In August 1995, the Academic Council of the Board of Regents endorsed the establishment of a Seton Hall University Teaching Fellows Program. The prototype for the program had been started a generation prior, in 1974, with funding from the Lilly Endowment. The Seton Hall program ran from 1996 through 2003. We are pleased to announce that the Center for Faculty Development has reinstituted the program, beginning with the spring 2017 semester. Its purpose is threefold: to promote excellence in teaching and learning among faculty with research promise at the rank of Assistant Professor; to provide support for faculty in the tenure and/or promotion process; and to cultivate faculty to assume leadership positions within the university community. Dr. Charles Carter, Director of the University Teaching Fellows, will facilitate the four fellows chosen for the spring and summer 2017 University Teaching Fellows; they are: Dr. Terrence Teo, Assistant Professor of Political Science; Dr. Lori Wilt, Assistant Professor of Undergraduate Nursing; Dr. Eric Johnston, Assistant Professor of Undergraduate Theology; and Dr. Laura Wangerin, Assistant Professor of History.

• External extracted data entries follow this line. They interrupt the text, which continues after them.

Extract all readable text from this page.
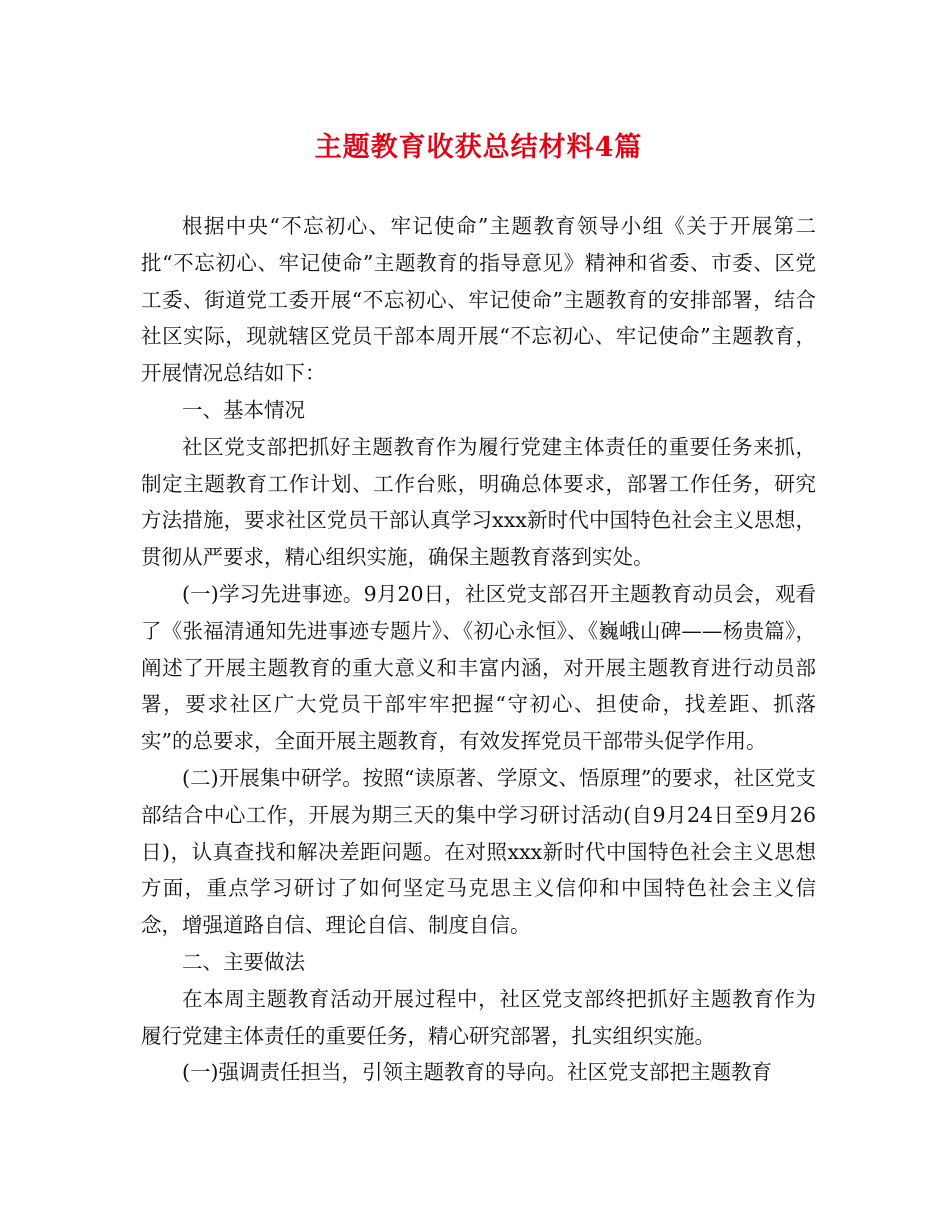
主题教育收获总结材料4篇

根据中央“不忘初心、牢记使命”主题教育领导小组《关于开展第二批“不忘初心、牢记使命”主题教育的指导意见》精神和省委、市委、区党工委、街道党工委开展“不忘初心、牢记使命”主题教育的安排部署，结合社区实际，现就辖区党员干部本周开展“不忘初心、牢记使命”主题教育，开展情况总结如下：

一、基本情况

社区党支部把抓好主题教育作为履行党建主体责任的重要任务来抓，制定主题教育工作计划、工作台账，明确总体要求，部署工作任务，研究方法措施，要求社区党员干部认真学习xxx新时代中国特色社会主义思想，贯彻从严要求，精心组织实施，确保主题教育落到实处。

(一)学习先进事迹。9月20日，社区党支部召开主题教育动员会，观看了《张福清通知先进事迹专题片》、《初心永恒》、《巍峨山碑——杨贵篇》，阐述了开展主题教育的重大意义和丰富内涵，对开展主题教育进行动员部署，要求社区广大党员干部牢牢把握“守初心、担使命，找差距、抓落实”的总要求，全面开展主题教育，有效发挥党员干部带头促学作用。

(二)开展集中研学。按照“读原著、学原文、悟原理”的要求，社区党支部结合中心工作，开展为期三天的集中学习研讨活动(自9月24日至9月26日)，认真查找和解决差距问题。在对照xxx新时代中国特色社会主义思想方面，重点学习研讨了如何坚定马克思主义信仰和中国特色社会主义信念，增强道路自信、理论自信、制度自信。

二、主要做法

在本周主题教育活动开展过程中，社区党支部终把抓好主题教育作为履行党建主体责任的重要任务，精心研究部署，扎实组织实施。

(一)强调责任担当，引领主题教育的导向。社区党支部把主题教育
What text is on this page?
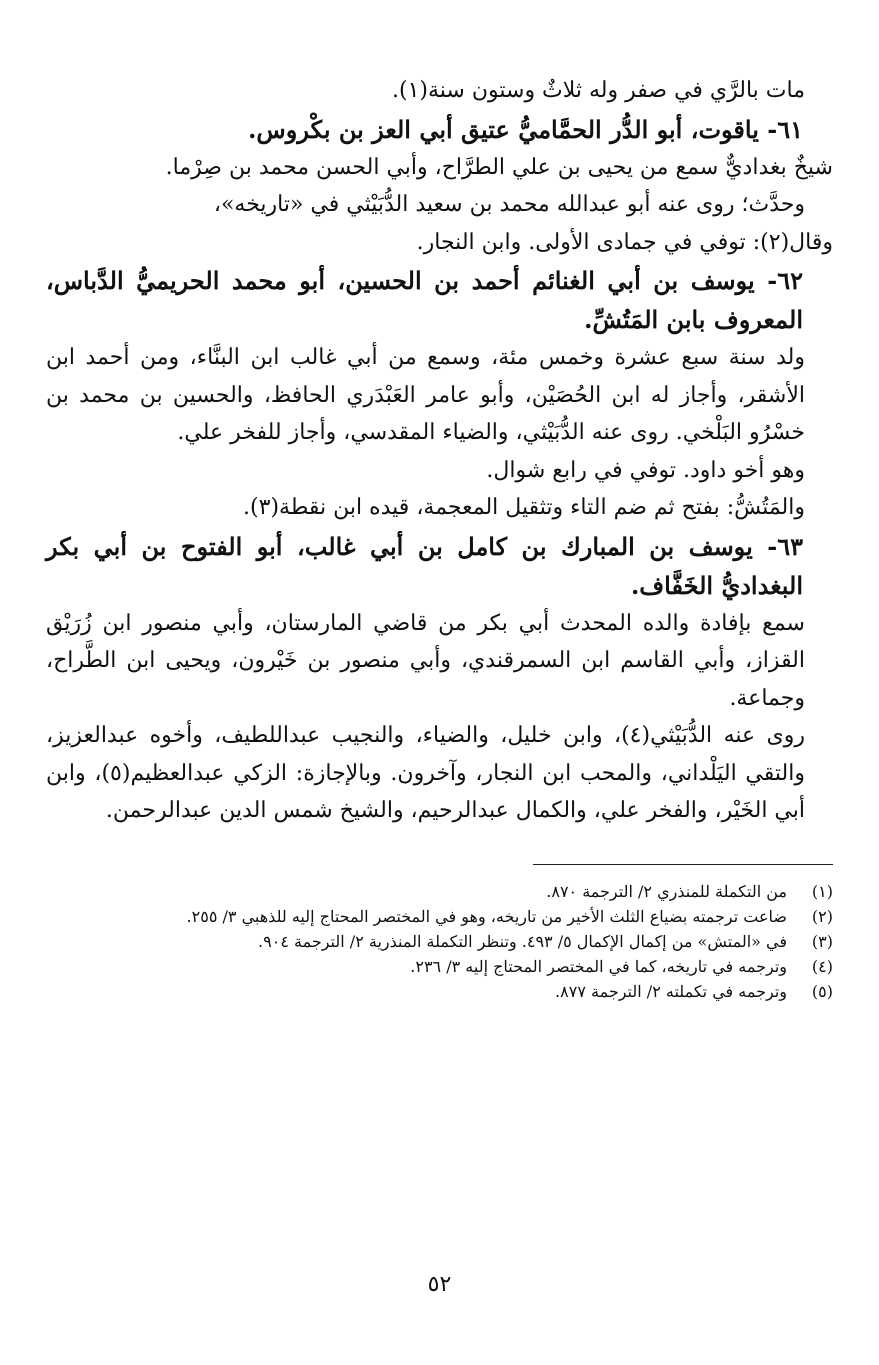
مات بالرَّي في صفر وله ثلاثٌ وستون سنة(١).

٦١- ياقوت، أبو الدُّر الحمَّاميُّ عتيق أبي العز بن بكْروس.

شيخٌ بغداديٌّ سمع من يحيى بن علي الطرَّاح، وأبي الحسن محمد بن صِرْما.

وحدَّث؛ روى عنه أبو عبدالله محمد بن سعيد الدُّبَيْثي في «تاريخه»،

وقال(٢): توفي في جمادى الأولى. وابن النجار.

٦٢- يوسف بن أبي الغنائم أحمد بن الحسين، أبو محمد الحريميُّ الدَّباس، المعروف بابن المَتُشِّ.

ولد سنة سبع عشرة وخمس مئة، وسمع من أبي غالب ابن البنَّاء، ومن أحمد ابن الأشقر، وأجاز له ابن الحُصَيْن، وأبو عامر العَبْدَري الحافظ، والحسين بن محمد بن خسْرُو البَلْخي. روى عنه الدُّبَيْثي، والضياء المقدسي، وأجاز للفخر علي.

وهو أخو داود. توفي في رابع شوال.

والمَتُشُّ: بفتح ثم ضم التاء وتثقيل المعجمة، قيده ابن نقطة(٣).

٦٣- يوسف بن المبارك بن كامل بن أبي غالب، أبو الفتوح بن أبي بكر البغداديُّ الخَفَّاف.

سمع بإفادة والده المحدث أبي بكر من قاضي المارستان، وأبي منصور ابن زُرَيْق القزاز، وأبي القاسم ابن السمرقندي، وأبي منصور بن خَيْرون، ويحيى ابن الطَّراح، وجماعة.

روى عنه الدُّبَيْثي(٤)، وابن خليل، والضياء، والنجيب عبداللطيف، وأخوه عبدالعزيز، والتقي اليَلْداني، والمحب ابن النجار، وآخرون. وبالإجازة: الزكي عبدالعظيم(٥)، وابن أبي الخَيْر، والفخر علي، والكمال عبدالرحيم، والشيخ شمس الدين عبدالرحمن.

(١)
من التكملة للمنذري ٢/ الترجمة ٨٧٠.
(٢)
ضاعت ترجمته بضياع الثلث الأخير من تاريخه، وهو في المختصر المحتاج إليه للذهبي ٣/ ٢٥٥.
(٣)
في «المتش» من إكمال الإكمال ٥/ ٤٩٣. وتنظر التكملة المنذرية ٢/ الترجمة ٩٠٤.
(٤)
وترجمه في تاريخه، كما في المختصر المحتاج إليه ٣/ ٢٣٦.
(٥)
وترجمه في تكملته ٢/ الترجمة ٨٧٧.
٥٢
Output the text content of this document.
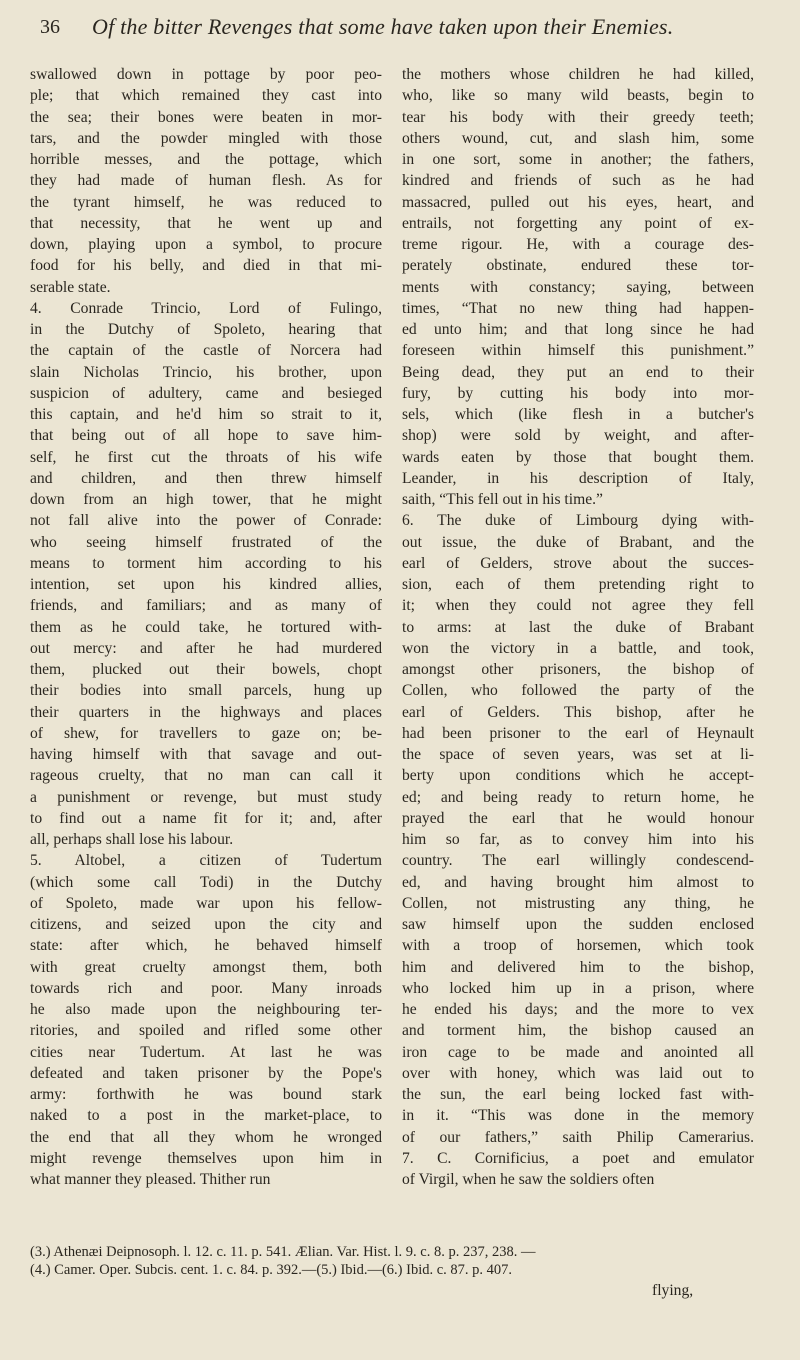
36 Of the bitter Revenges that some have taken upon their Enemies.
swallowed down in pottage by poor peo-
ple; that which remained they cast into
the sea; their bones were beaten in mor-
tars, and the powder mingled with those
horrible messes, and the pottage, which
they had made of human flesh. As for
the tyrant himself, he was reduced to
that necessity, that he went up and
down, playing upon a symbol, to procure
food for his belly, and died in that mi-
serable state.
4. Conrade Trincio, Lord of Fulingo,
in the Dutchy of Spoleto, hearing that
the captain of the castle of Norcera had
slain Nicholas Trincio, his brother, upon
suspicion of adultery, came and besieged
this captain, and he'd him so strait to it,
that being out of all hope to save him-
self, he first cut the throats of his wife
and children, and then threw himself
down from an high tower, that he might
not fall alive into the power of Conrade:
who seeing himself frustrated of the
means to torment him according to his
intention, set upon his kindred allies,
friends, and familiars; and as many of
them as he could take, he tortured with-
out mercy: and after he had murdered
them, plucked out their bowels, chopt
their bodies into small parcels, hung up
their quarters in the highways and places
of shew, for travellers to gaze on; be-
having himself with that savage and out-
rageous cruelty, that no man can call it
a punishment or revenge, but must study
to find out a name fit for it; and, after
all, perhaps shall lose his labour.
5. Altobel, a citizen of Tudertum
(which some call Todi) in the Dutchy
of Spoleto, made war upon his fellow-
citizens, and seized upon the city and
state: after which, he behaved himself
with great cruelty amongst them, both
towards rich and poor. Many inroads
he also made upon the neighbouring ter-
ritories, and spoiled and rifled some other
cities near Tudertum. At last he was
defeated and taken prisoner by the Pope's
army: forthwith he was bound stark
naked to a post in the market-place, to
the end that all they whom he wronged
might revenge themselves upon him in
what manner they pleased. Thither run
the mothers whose children he had killed,
who, like so many wild beasts, begin to
tear his body with their greedy teeth;
others wound, cut, and slash him, some
in one sort, some in another; the fathers,
kindred and friends of such as he had
massacred, pulled out his eyes, heart, and
entrails, not forgetting any point of ex-
treme rigour. He, with a courage des-
perately obstinate, endured these tor-
ments with constancy; saying, between
times, “That no new thing had happen-
ed unto him; and that long since he had
foreseen within himself this punishment.”
Being dead, they put an end to their
fury, by cutting his body into mor-
sels, which (like flesh in a butcher's
shop) were sold by weight, and after-
wards eaten by those that bought them.
Leander, in his description of Italy,
saith, “This fell out in his time.”
6. The duke of Limbourg dying with-
out issue, the duke of Brabant, and the
earl of Gelders, strove about the succes-
sion, each of them pretending right to
it; when they could not agree they fell
to arms: at last the duke of Brabant
won the victory in a battle, and took,
amongst other prisoners, the bishop of
Collen, who followed the party of the
earl of Gelders. This bishop, after he
had been prisoner to the earl of Heynault
the space of seven years, was set at li-
berty upon conditions which he accept-
ed; and being ready to return home, he
prayed the earl that he would honour
him so far, as to convey him into his
country. The earl willingly condescend-
ed, and having brought him almost to
Collen, not mistrusting any thing, he
saw himself upon the sudden enclosed
with a troop of horsemen, which took
him and delivered him to the bishop,
who locked him up in a prison, where
he ended his days; and the more to vex
and torment him, the bishop caused an
iron cage to be made and anointed all
over with honey, which was laid out to
the sun, the earl being locked fast with-
in it. “This was done in the memory
of our fathers,” saith Philip Camerarius.
7. C. Cornificius, a poet and emulator
of Virgil, when he saw the soldiers often
(3.) Athenæi Deipnosoph. l. 12. c. 11. p. 541. Ælian. Var. Hist. l. 9. c. 8. p. 237, 238. —
(4.) Camer. Oper. Subcis. cent. 1. c. 84. p. 392.—(5.) Ibid.—(6.) Ibid. c. 87. p. 407.
flying,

The program is designed to cultivate a lifelong concern for and commitment to teaching and student learning. The Fellows will ultimately become a “critical mass” of scholars who will influence the University at-large to promote excellence in teaching and learning, and who will act as innovators to ensure continuous improvement in the quality of teaching and student learning at the University over time. In the program, Fellows will learn about national issues in higher education and will connect those issues both to their own work in teaching and learning and to the mission of Seton Hall University.
In addition to bi-weekly seminars during which they will engage in discussions of assigned readings, the Fellows will complete individual curricular or pedagogical projects, focusing on the application of strategies that contribute to student learning. The Fellows will also collaborate on a larger project that benefits the university community. They will present the results of their work to the University community in the fall semester following their award year.
Applications for the 2017-18 University Teaching Fellow Program will be due in mid-August, the date to be announced at the end of the spring 2017 semester.